Wednesday, January 30, 2013

Ready to be

It's been a while since I could hold my head up high...

I'm back bitches! Shit has changed in my life like mad and I don't even know if I can get it all updated in a timely manner. My divorce is final. My ex appears to be happy with his new girlfriend (and I hope he is). He and I talk, but there is some distance there and while I sometimes miss that we were, at one point in time, good friends, I just don't know if that will ever come back. We have a lot between us. I'm back on skates and playing roller derby so I'm losing that 40 pounds I had gained...omg I felt like a whale when I saw the number on the scale. And my identity feels as fluid as ever, but not as important. There will always be people who don't like me or don't agree with my choices.
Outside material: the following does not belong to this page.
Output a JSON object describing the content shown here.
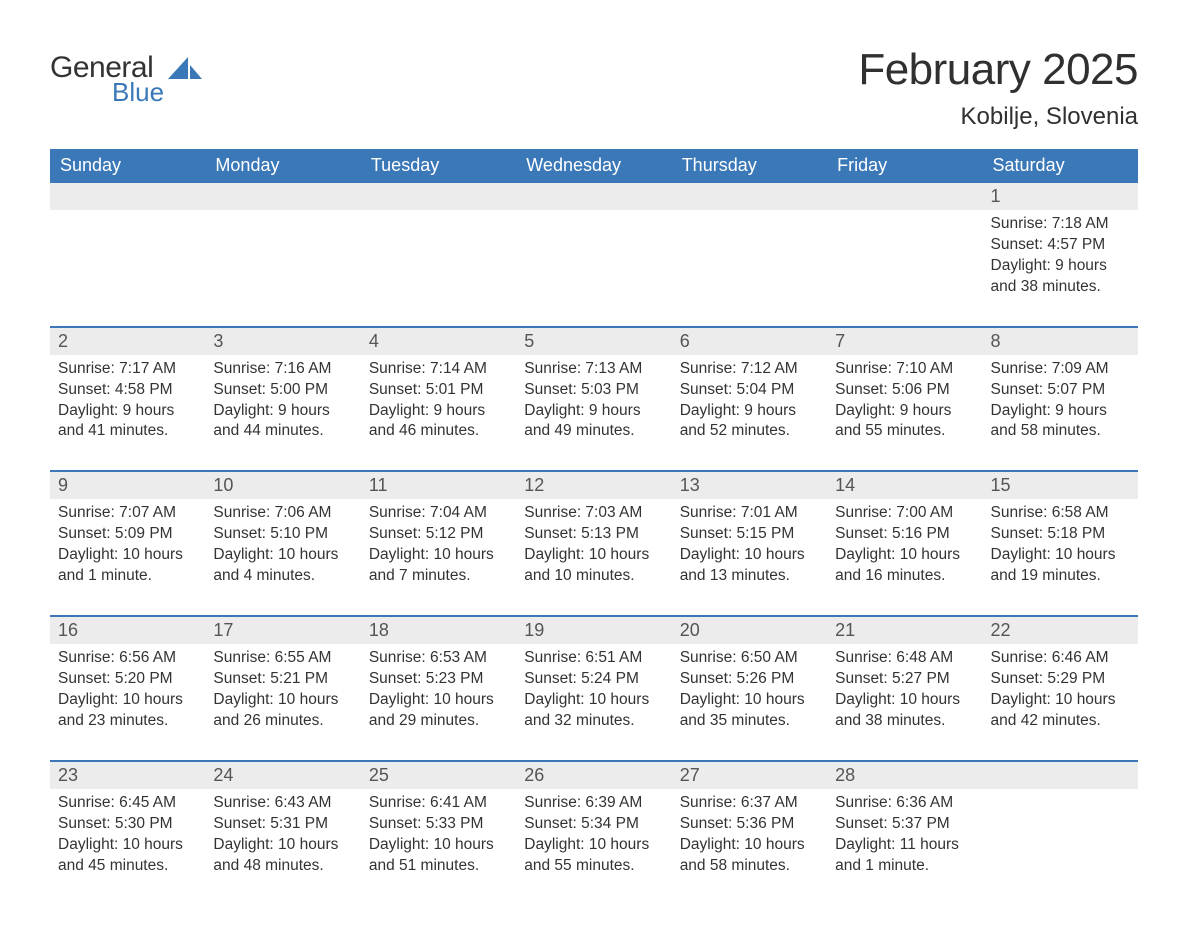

Not my problem.

After I spent last summer struggling to come to terms with my divorce and who I was again after being lost in my marriage I ended up in a rather unconventional relationship. I realize that who I love or sleep with doesn't need to be an issue and as long as I am happy and the person I'm with is happy and we as a couple are happy then it doesn't matter what anyone else in the damn world thinks. With that said, my focus has shifted from lesbianism to more of a queer pansexual point of view. Which suits me far better than any other label or definition I've come up with. But I won't let labels define me. Paralegal, derby skater, woman, Texan...whatever. These are part of me, but not all of me.

So it is a new year, new day and I'm moving on. I'm not anything or anyone but myself.